A few months ago, I posted
this question on connected components. However, the connected components algorithm in that thread takes a really long time (over 24 hours) and runs out of memory on a large graph (hundreds of millions of edges and vertices) on OLAP Tinkerpop 3.2.1 with Spark. This also happens with a simpler version of the connected components query that I created which should work for my graph structure where "order" is a central node and "items" and "clients" are connected with an out-edge to "order" as in the example in the above thread.
g.V().hasLabel('order').as('order').emit().repeat(both().simplePath()).dedup().hasLabel('item','client').as('cluster').select('order','cluster').group().by(select('order')).by(select('cluster'))

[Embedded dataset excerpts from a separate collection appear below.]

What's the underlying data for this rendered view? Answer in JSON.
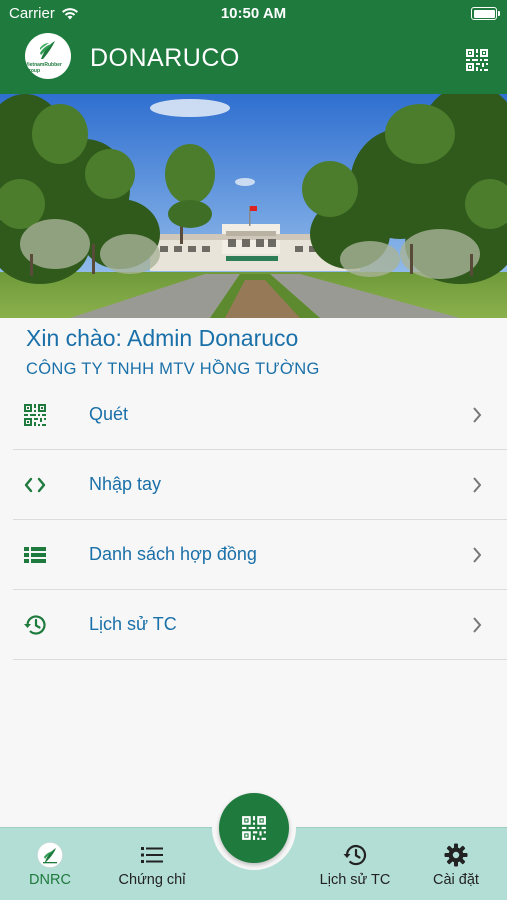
{
  "status_bar": {
    "carrier": "Carrier",
    "time": "10:50 AM"
  },
  "app_bar": {
    "title": "DONARUCO",
    "logo_text": "VietnamRubber Group"
  },
  "greeting": {
    "text": "Xin chào: Admin Donaruco",
    "company": "CÔNG TY TNHH MTV HỒNG TƯỜNG"
  },
  "menu": {
    "items": [
      {
        "label": "Quét",
        "icon": "qr-code-icon"
      },
      {
        "label": "Nhập tay",
        "icon": "code-brackets-icon"
      },
      {
        "label": "Danh sách hợp đồng",
        "icon": "list-icon"
      },
      {
        "label": "Lịch sử TC",
        "icon": "history-icon"
      }
    ]
  },
  "bottom_nav": {
    "items": [
      {
        "label": "DNRC",
        "icon": "logo-icon",
        "active": true
      },
      {
        "label": "Chứng chỉ",
        "icon": "list-icon"
      },
      {
        "label": "Lịch sử TC",
        "icon": "history-icon"
      },
      {
        "label": "Cài đặt",
        "icon": "gear-icon"
      }
    ],
    "fab_icon": "qr-code-icon"
  },
  "colors": {
    "primary": "#1e7a3d",
    "text_blue": "#1a70a8",
    "nav_bg": "#b3ded5"
  }
}
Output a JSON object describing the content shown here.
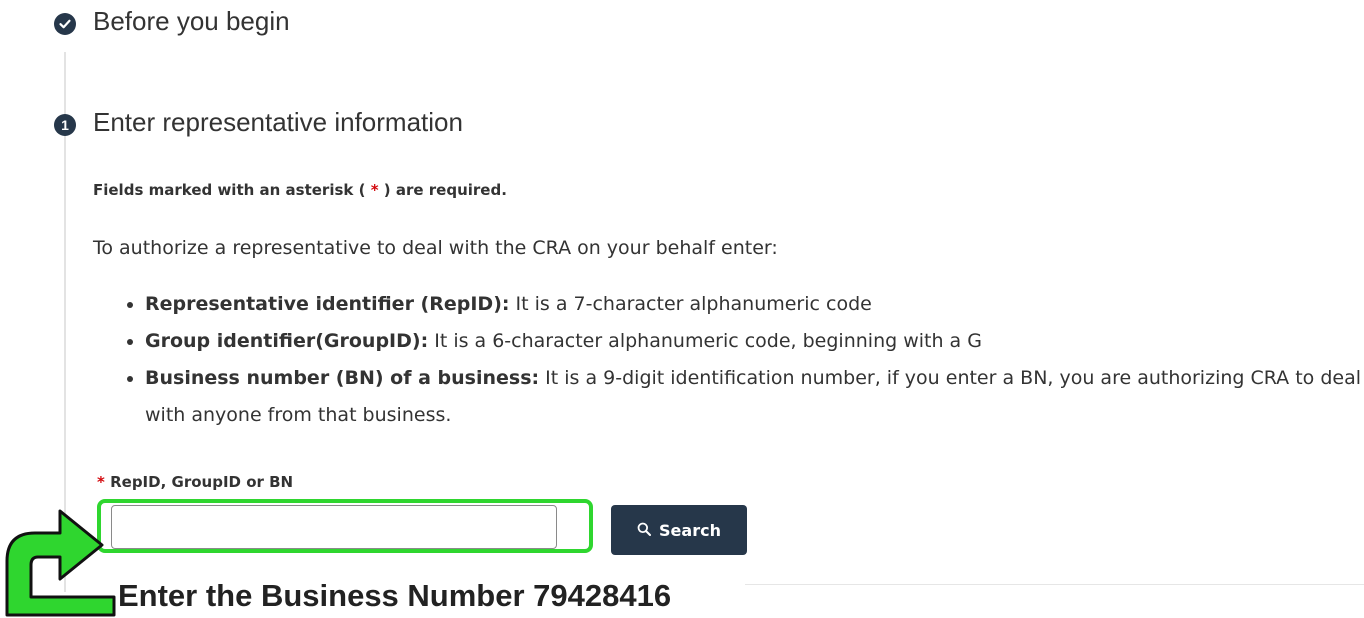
{
  "steps": [
    {
      "status": "complete",
      "title": "Before you begin"
    },
    {
      "number": "1",
      "title": "Enter representative information"
    }
  ],
  "form": {
    "required_note_before": "Fields marked with an asterisk ( ",
    "required_star": "*",
    "required_note_after": " ) are required.",
    "intro": "To authorize a representative to deal with the CRA on your behalf enter:",
    "bullets": [
      {
        "term": "Representative identifier (RepID):",
        "desc": " It is a 7-character alphanumeric code"
      },
      {
        "term": "Group identifier(GroupID):",
        "desc": " It is a 6-character alphanumeric code, beginning with a G"
      },
      {
        "term": "Business number (BN) of a business:",
        "desc": " It is a 9-digit identification number, if you enter a BN, you are authorizing CRA to deal with anyone from that business."
      }
    ],
    "field_label": "RepID, GroupID or BN",
    "field_star": "*",
    "field_value": "",
    "search_label": "Search"
  },
  "annotation": {
    "text": "Enter the Business Number 79428416",
    "highlight_color": "#2fd62f"
  },
  "colors": {
    "primary": "#26374a",
    "required": "#d3080c"
  },
  "icons": [
    "check-circle-icon",
    "step-number-icon",
    "search-icon",
    "curved-arrow-icon"
  ]
}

I am using 32gb+ driver and executor memory sizes with ~100 mb partitions (the recommended partition size in my cluster).
By comparison, loading the exact same graph in Spark's GraphX using underlying vertex and edge parquet files (before they are converted to the Tinkerpop format) and running its connected components algorithm takes 20 minutes with approximately 8 gb driver and executor memory sizes. It appears that GraphX is using a reasonably efficient connected components algorithm.
Is there anything that can be done to improve the performance of the Gremlin/Tinkerpop connected components algorithm?
Thanks,
Jen